QUICHE LORRAINE
I grew up very close to France. When you cross the border, you enter Alsace, an area that switched from German to French possession several times with revolutions and wars in Europe. Growing up, we enjoyed trips to the beautiful Vogues mountains, small villages with half timbered houses, and countless French farms that sell local wine and Muenster cheese. We would visit castles or stroll through the picturesque inner city of Colmar, enjoying the small stores and boutiques. For lunch and dinner, we went to one of the many restaurants offering French cuisine. I would usually order Quiche Lorraine for lunch. Unfortunately, I had to give up this dish when I first switched to the Specific Carbohydrate Diet. It wasn’t until last year that I tried to make an SCD-legal version. For the crust I found a great recipe in Elena Amsterdam’s The Gluten-Free Almond Flour Cookbook. The result is really yummy and I am glad I could reintroduce this delicious dish into my diet.
SERVES 6
INGREDIENTS
For the crust: (recipe from: The Gluten-free Almond Flour Cookbook by Elena Amsterdam)
1 1/2 cups almond flour
1/2 tsp baking soda
1/2 tsp salt
1 tbsp minced scallions
1/4 cup grapeseed oil or olive oil
1 tbsp water
For the filling:
5 strips bacon
3 eggs
1 1/4 cups heavy whipping cream. (For people that are lactose intolerant I recommend fermenting the cream for 24 hours. Fermented heavy whipping cream)
11/2 tsp sea salt
1 pinch of pepper
2 1/2 cups Emmental cheese finely grated (you can also do half Emmental cheese and half Gryère cheese)
INSTRUCTIONS
For the crust:
Add almond flour, baking soda, salt, scallions, grapeseed oil, and water to a mixing bowl. Combine well and knead into a ball.

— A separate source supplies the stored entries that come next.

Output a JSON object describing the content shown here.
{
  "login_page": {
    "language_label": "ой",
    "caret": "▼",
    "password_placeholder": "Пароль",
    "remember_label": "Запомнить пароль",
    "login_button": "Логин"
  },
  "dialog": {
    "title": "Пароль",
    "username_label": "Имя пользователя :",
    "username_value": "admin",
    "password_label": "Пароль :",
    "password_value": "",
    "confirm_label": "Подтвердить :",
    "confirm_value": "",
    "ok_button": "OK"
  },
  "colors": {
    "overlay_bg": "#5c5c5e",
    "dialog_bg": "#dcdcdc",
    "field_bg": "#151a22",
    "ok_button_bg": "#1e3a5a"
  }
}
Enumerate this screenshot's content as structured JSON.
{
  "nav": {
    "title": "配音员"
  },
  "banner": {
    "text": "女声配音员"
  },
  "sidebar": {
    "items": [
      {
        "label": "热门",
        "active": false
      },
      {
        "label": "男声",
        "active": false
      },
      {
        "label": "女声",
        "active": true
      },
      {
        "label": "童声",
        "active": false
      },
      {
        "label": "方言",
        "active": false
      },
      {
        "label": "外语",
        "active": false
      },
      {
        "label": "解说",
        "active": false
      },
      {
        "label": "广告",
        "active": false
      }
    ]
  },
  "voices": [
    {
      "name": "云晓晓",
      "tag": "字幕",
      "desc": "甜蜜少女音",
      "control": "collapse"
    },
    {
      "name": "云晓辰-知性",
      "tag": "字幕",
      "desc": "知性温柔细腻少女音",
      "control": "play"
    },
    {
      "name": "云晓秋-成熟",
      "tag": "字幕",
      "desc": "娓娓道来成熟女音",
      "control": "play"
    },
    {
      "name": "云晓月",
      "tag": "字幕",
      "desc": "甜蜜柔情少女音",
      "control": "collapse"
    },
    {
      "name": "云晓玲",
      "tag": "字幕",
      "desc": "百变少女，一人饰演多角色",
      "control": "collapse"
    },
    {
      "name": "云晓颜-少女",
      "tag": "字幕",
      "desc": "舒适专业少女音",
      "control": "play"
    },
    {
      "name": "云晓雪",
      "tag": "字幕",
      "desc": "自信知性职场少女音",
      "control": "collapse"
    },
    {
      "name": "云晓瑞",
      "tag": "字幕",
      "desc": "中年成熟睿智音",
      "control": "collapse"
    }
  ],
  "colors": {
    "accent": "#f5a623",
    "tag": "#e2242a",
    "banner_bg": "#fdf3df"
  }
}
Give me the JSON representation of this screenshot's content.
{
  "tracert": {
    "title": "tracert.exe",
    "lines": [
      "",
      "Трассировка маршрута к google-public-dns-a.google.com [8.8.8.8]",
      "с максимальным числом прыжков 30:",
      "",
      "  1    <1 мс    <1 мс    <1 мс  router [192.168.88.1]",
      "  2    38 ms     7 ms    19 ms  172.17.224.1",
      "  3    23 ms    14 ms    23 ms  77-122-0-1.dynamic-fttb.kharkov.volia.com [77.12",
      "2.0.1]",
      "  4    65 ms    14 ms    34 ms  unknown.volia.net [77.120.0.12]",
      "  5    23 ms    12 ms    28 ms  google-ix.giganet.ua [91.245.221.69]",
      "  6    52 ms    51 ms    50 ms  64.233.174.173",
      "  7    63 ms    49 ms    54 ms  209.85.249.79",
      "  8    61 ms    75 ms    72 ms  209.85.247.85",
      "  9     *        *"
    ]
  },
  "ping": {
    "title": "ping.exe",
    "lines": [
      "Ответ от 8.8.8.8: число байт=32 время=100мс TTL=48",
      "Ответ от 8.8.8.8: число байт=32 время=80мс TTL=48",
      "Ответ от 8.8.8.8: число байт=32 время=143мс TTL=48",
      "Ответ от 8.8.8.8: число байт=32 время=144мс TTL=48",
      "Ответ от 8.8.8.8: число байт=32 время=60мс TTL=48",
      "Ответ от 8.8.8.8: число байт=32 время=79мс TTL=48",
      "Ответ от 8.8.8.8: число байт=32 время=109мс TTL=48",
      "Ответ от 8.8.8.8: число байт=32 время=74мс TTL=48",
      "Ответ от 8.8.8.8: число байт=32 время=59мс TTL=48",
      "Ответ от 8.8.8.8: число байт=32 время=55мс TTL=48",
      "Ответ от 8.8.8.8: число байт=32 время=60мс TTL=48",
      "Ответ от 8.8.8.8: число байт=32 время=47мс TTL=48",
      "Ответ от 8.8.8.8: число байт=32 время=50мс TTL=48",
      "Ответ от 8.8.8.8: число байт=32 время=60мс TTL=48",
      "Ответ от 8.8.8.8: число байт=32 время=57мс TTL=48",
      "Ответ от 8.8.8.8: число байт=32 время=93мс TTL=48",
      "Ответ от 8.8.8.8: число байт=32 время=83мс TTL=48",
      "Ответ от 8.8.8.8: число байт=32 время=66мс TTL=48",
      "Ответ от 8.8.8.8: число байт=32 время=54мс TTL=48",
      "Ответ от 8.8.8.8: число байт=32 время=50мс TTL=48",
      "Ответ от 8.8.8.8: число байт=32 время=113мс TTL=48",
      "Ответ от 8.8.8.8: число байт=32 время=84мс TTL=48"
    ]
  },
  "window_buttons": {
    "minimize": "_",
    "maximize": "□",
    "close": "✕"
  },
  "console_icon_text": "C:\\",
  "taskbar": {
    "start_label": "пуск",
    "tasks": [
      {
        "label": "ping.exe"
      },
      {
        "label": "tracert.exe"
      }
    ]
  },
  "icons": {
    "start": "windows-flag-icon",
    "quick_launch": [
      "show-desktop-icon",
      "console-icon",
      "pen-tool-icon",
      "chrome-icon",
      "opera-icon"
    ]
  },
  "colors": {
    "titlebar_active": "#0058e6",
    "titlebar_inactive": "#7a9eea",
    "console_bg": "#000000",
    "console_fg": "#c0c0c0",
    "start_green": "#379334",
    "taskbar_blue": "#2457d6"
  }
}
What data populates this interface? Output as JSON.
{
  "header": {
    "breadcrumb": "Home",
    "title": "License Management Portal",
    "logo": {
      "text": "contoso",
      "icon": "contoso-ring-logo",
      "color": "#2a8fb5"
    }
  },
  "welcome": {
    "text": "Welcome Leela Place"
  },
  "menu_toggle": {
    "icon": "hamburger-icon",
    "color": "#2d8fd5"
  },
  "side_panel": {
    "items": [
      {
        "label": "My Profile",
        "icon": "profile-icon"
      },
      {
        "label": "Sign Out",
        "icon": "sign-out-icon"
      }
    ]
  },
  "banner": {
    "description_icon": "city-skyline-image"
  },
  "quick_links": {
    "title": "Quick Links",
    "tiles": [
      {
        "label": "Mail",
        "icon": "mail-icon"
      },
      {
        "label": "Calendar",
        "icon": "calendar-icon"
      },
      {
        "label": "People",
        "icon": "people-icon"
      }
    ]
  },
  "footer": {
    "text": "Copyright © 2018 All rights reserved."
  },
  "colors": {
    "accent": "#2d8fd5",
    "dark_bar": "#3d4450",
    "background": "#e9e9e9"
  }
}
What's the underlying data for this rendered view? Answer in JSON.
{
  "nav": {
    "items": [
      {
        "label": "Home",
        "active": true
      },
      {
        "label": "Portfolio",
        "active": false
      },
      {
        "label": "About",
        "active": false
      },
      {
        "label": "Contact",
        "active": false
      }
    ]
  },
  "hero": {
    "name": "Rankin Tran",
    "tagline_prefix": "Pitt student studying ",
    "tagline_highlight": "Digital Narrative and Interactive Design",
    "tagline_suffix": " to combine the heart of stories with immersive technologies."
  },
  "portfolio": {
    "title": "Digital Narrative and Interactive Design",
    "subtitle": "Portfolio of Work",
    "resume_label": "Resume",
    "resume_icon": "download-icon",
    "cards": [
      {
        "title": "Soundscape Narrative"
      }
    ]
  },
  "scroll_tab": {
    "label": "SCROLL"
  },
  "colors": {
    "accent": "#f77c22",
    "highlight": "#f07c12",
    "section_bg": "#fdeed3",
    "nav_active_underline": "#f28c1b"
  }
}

Press the dough evenly into a 9” round pie pan or 24 cm springform pan so the bottom and 2” of the sides are covered with a very thin layer of dough.
Bake at 375° F / 190° C for 10 minutes until golden brown. Remove from the oven and let cool.
For the filling:
On a rimmed baking sheet, bake bacon at 375° F / 190°C for 10 to 15 minutes until crisp. Remove from the oven. Let cool and cut into small pieces.
In a large bowl, whisk together eggs, heavy whipping cream, salt, and pepper. Add the cheese and bacon and stir until well combined.
Pour the filling into pie crust and bake in the center of the oven at 375° F / 190° C for 20 to 25 minutes until golden brown. Remove from oven and let sit for 10 minutes before cutting. Enjoy with fresh salad and dry white wine.